Das Landgericht hat Beweis erhoben durch die Vernehmung von Zeugen. Es hat
sodann die Klage als unbegründet abgewiesen, weil es eine Verantwortlichkeit der
Beklagten für den Verkehrsunfall vom 15.05.2002 nicht festzustellen vermochte. Es
könne bereits nicht festgestellt werden, dass der streitgegenständliche Unfall tatsächlich
auf ein plötzliches Platzen des linken hinteren Reifens des Klein-Lkws Mitsubishi
zurückzuführen gewesen sei und dieses Platzen durch das Alter und Porosität des
Reifens verursacht worden sei.
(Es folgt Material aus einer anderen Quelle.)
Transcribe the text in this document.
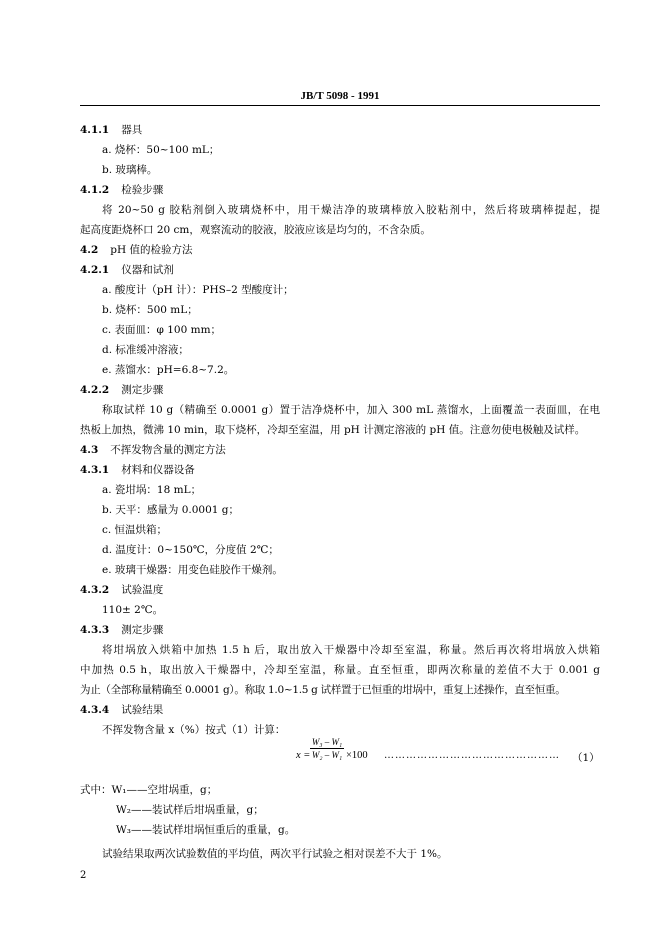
JB/T 5098 - 1991
4.1.1 器具
a. 烧杯：50~100 mL；
b. 玻璃棒。
4.1.2 检验步骤
将 20~50 g 胶粘剂倒入玻璃烧杯中，用干燥洁净的玻璃棒放入胶粘剂中，然后将玻璃棒提起，提
起高度距烧杯口 20 cm，观察流动的胶液，胶液应该是均匀的，不含杂质。
4.2 pH 值的检验方法
4.2.1 仪器和试剂
a. 酸度计（pH 计）：PHS–2 型酸度计；
b. 烧杯：500 mL；
c. 表面皿：φ 100 mm；
d. 标准缓冲溶液；
e. 蒸馏水：pH=6.8~7.2。
4.2.2 测定步骤
称取试样 10 g（精确至 0.0001 g）置于洁净烧杯中，加入 300 mL 蒸馏水，上面覆盖一表面皿，在电
热板上加热，微沸 10 min，取下烧杯，冷却至室温，用 pH 计测定溶液的 pH 值。注意勿使电极触及试样。
4.3 不挥发物含量的测定方法
4.3.1 材料和仪器设备
a. 瓷坩埚：18 mL；
b. 天平：感量为 0.0001 g；
c. 恒温烘箱；
d. 温度计：0~150℃，分度值 2℃；
e. 玻璃干燥器：用变色硅胶作干燥剂。
4.3.2 试验温度
110± 2℃。
4.3.3 测定步骤
将坩埚放入烘箱中加热 1.5 h 后，取出放入干燥器中冷却至室温，称量。然后再次将坩埚放入烘箱
中加热 0.5 h，取出放入干燥器中，冷却至室温，称量。直至恒重，即两次称量的差值不大于 0.001 g
为止（全部称量精确至 0.0001 g）。称取 1.0~1.5 g 试样置于已恒重的坩埚中，重复上述操作，直至恒重。
4.3.4 试验结果
不挥发物含量 x（%）按式（1）计算：
$x = \frac{\text{W₃ – W₁}}{\text{W₂ – W₁}} \times 100$ ………………………………………… （1）
式中：W₁——空坩埚重，g；
W₂——装试样后坩埚重量，g；
W₃——装试样坩埚恒重后的重量，g。
试验结果取两次试验数值的平均值，两次平行试验之相对误差不大于 1%。
2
Das Platzen des Reifens könne generell mannigfaltige
Ursachen haben. Zwar bestünden keine konkreten Anhaltspunkte für eine irgendwie
geartete mechanische Fremdeinwirkung oder einen äußeren Anlass für das Platzen des
Reifens. Gleichwohl könne nicht ausgeschlossen werden, dass eine äußere Einwirkung
zu dem Platzen des Reifens geführt habe. Jedenfalls könne aber nicht davon
ausgegangen werden, dass die Bereifung an dem Klein-Lkw, insbesondere der hintere
linke Reifen derartig poröse Stellen aufgewiesen habe, dass diese die
Verkehrssicherheit beeinträchtigten und dies den Beklagten hätte auffallen müssen.
Inwieweit die Bereifung poröse Stellen aufgewiesen habe, sei auch im Rahmen der
Beweisaufnahme nicht eindeutig geklärt worden.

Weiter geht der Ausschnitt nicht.